06/06/18
À en croire certains parlementaires et praticiens, pour remédier à la problématique des malades psychiques en prison, il faudrait construire davantage d’unités hospitalières spécialement aménagées (UHSA). Le salut réside-t-il réellement dans ces « hôpitaux-prison » ? Zoom sur un dispositif hybride qui, s’il apporte une indéniable amélioration de la prise en charge des détenus souffrant de troubles psychiques, soulève d’importantes questions sociétales et éthiques.

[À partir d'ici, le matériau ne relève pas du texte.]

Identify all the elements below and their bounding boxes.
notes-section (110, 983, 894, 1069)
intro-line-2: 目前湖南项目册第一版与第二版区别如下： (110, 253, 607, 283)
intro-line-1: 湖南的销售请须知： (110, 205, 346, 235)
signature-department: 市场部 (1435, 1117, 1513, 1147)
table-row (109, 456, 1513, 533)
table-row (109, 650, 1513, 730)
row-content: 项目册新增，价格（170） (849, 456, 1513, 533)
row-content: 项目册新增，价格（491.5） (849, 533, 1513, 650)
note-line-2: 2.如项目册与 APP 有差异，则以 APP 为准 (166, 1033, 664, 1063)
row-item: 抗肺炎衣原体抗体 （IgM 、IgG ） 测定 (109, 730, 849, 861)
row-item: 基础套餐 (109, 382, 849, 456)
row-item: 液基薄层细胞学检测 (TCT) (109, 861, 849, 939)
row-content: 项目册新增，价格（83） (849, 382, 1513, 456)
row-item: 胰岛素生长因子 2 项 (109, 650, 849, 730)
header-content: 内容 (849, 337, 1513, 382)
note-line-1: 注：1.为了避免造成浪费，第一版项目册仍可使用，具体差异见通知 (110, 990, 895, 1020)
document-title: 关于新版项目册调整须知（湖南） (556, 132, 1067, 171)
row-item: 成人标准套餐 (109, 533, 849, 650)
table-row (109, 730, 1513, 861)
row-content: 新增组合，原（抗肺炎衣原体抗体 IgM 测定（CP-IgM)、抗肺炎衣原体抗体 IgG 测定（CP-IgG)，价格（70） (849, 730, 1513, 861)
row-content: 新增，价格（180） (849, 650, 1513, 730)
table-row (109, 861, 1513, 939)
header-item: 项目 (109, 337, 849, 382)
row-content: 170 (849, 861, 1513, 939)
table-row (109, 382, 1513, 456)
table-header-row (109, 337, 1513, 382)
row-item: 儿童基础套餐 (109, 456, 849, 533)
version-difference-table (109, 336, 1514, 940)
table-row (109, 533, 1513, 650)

La situation d’incurie dans laquelle se trouvent de nombreuses personnes détenues souffrant de troubles mentaux est un fait que nul ne peut contester. Devant ce constat, le groupe de travail de l’Assemblée nationale chargé de réfléchir à la prise en charge des détenus souffrant de troubles psychiatriques recommandait tout récemment, dans la foulée du Sénat (1), de lancer une seconde vague de construction d’unités hospitalières spécialement aménagées (UHSA), pour aboutir à un total de dix-sept, soit plus de 700 places. On en compte aujourd’hui neuf dans l’Hexagone – aucune en Outre-Mer : 440 places au total, pour près de 70 000 détenus.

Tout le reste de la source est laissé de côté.